Hadi onu bilmiyorlar diyelim. Peki ama "hukukun üstünlüğü" deyince mangalda kül bırakmayan, "yargı bağımsızlığı" söz konusu olunca herkese fetva veren bu insanlara, "Hukuk üstün ise, onun koyduğu kuralları çiğnemenin bir bedeli olmak gerekir. Bu bedeli bağımsız mahkemeler ödetir. AKP’nin şu anda karşı karşıya bulunduğu durum tam olarak budur" cümleleriyle özetlenebilecek durumu nasıl anlatacağız?

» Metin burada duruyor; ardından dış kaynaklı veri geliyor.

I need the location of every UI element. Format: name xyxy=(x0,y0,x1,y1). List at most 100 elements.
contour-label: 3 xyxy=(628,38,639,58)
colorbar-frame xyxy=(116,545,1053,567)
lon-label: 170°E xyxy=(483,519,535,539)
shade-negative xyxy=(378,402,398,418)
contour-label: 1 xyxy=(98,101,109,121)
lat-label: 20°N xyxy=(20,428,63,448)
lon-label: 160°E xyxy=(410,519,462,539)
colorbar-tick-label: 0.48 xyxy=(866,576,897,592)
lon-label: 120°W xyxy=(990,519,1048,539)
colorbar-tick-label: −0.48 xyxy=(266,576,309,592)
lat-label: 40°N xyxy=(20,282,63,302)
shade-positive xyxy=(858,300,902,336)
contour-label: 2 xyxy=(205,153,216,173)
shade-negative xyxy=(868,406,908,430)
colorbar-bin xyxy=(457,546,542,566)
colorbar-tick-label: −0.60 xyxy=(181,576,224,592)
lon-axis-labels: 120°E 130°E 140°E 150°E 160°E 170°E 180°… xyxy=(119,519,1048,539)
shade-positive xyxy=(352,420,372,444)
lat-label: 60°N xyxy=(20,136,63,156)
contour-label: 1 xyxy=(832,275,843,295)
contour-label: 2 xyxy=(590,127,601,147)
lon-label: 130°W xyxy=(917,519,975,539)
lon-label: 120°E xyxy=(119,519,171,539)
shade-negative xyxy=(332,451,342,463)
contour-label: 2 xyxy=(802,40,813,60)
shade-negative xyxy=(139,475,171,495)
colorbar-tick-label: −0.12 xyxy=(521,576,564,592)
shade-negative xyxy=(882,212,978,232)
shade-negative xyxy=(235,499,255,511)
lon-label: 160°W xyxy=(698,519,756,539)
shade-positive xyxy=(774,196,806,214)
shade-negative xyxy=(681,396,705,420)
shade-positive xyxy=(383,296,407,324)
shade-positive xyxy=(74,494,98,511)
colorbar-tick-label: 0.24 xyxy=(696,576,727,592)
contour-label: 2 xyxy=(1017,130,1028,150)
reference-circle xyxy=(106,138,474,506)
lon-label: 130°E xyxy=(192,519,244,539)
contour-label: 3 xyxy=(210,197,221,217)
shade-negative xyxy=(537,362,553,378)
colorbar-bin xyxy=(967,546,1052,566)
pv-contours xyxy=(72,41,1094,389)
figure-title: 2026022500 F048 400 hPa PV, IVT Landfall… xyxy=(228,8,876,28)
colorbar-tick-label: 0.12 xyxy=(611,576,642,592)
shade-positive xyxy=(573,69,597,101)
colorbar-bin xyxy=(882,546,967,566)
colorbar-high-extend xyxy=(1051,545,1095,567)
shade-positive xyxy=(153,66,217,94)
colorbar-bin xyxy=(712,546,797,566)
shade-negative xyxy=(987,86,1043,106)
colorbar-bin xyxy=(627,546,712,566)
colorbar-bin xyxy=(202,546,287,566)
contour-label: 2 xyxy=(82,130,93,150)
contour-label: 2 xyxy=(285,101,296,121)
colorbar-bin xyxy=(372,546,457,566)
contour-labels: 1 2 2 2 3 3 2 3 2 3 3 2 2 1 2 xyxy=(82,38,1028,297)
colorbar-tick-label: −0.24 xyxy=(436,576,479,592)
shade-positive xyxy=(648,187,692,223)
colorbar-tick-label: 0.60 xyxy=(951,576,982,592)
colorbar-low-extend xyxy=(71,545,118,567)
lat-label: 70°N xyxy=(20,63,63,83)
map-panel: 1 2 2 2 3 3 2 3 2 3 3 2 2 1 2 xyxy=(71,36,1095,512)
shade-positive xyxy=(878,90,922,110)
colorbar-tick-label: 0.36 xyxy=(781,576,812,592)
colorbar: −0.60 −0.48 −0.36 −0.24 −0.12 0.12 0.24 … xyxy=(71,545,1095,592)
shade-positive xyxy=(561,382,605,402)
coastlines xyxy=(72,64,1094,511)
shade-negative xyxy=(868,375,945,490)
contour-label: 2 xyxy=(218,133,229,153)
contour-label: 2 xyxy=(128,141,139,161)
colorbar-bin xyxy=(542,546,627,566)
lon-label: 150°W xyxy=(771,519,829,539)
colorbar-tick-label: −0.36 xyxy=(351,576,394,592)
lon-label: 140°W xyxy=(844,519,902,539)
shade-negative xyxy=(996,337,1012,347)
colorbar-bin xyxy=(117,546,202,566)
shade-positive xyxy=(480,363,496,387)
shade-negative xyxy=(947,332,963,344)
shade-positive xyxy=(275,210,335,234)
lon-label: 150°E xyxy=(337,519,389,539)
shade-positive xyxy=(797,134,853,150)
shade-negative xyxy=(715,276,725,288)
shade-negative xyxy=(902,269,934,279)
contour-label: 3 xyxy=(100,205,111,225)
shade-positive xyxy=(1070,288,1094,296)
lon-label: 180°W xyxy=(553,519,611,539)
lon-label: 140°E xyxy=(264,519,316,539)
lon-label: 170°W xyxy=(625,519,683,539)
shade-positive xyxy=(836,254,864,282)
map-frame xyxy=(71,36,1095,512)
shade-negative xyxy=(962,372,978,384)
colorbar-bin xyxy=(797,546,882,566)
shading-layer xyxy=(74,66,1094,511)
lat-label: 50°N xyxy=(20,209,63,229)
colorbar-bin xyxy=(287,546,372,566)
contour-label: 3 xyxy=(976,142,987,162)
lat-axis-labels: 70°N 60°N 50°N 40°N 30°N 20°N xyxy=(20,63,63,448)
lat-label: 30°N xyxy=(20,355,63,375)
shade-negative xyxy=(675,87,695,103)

Özellikle de bağımsız yargının başlattığı bir süreci, "O hukuki değil, siyasi bir davadır" diyerek karalamanın, bu ülkenin yargı sistemine ağır bir saldırı teşkil ettiğini Bay Lagendijk’e açıklamak için hangi dili kullanmak gerekir?
Sahi bize akıl veren, demokrasi öğreten bu zevata özellikle de Bay Lagendijk’e, "Kendi ülkenizde demokrasinin álásı var diyordunuz ama son seçimlerde PvdA partisinden aday olmak isteyen Nebahat Albayrak’a, ’Ya Ermeni soykırımı gerçektir dersin, yahut aday olamazsın’ baskısı yapıldığı zaman demokratlığın neredeydi?" diye sormak gerekmez mi?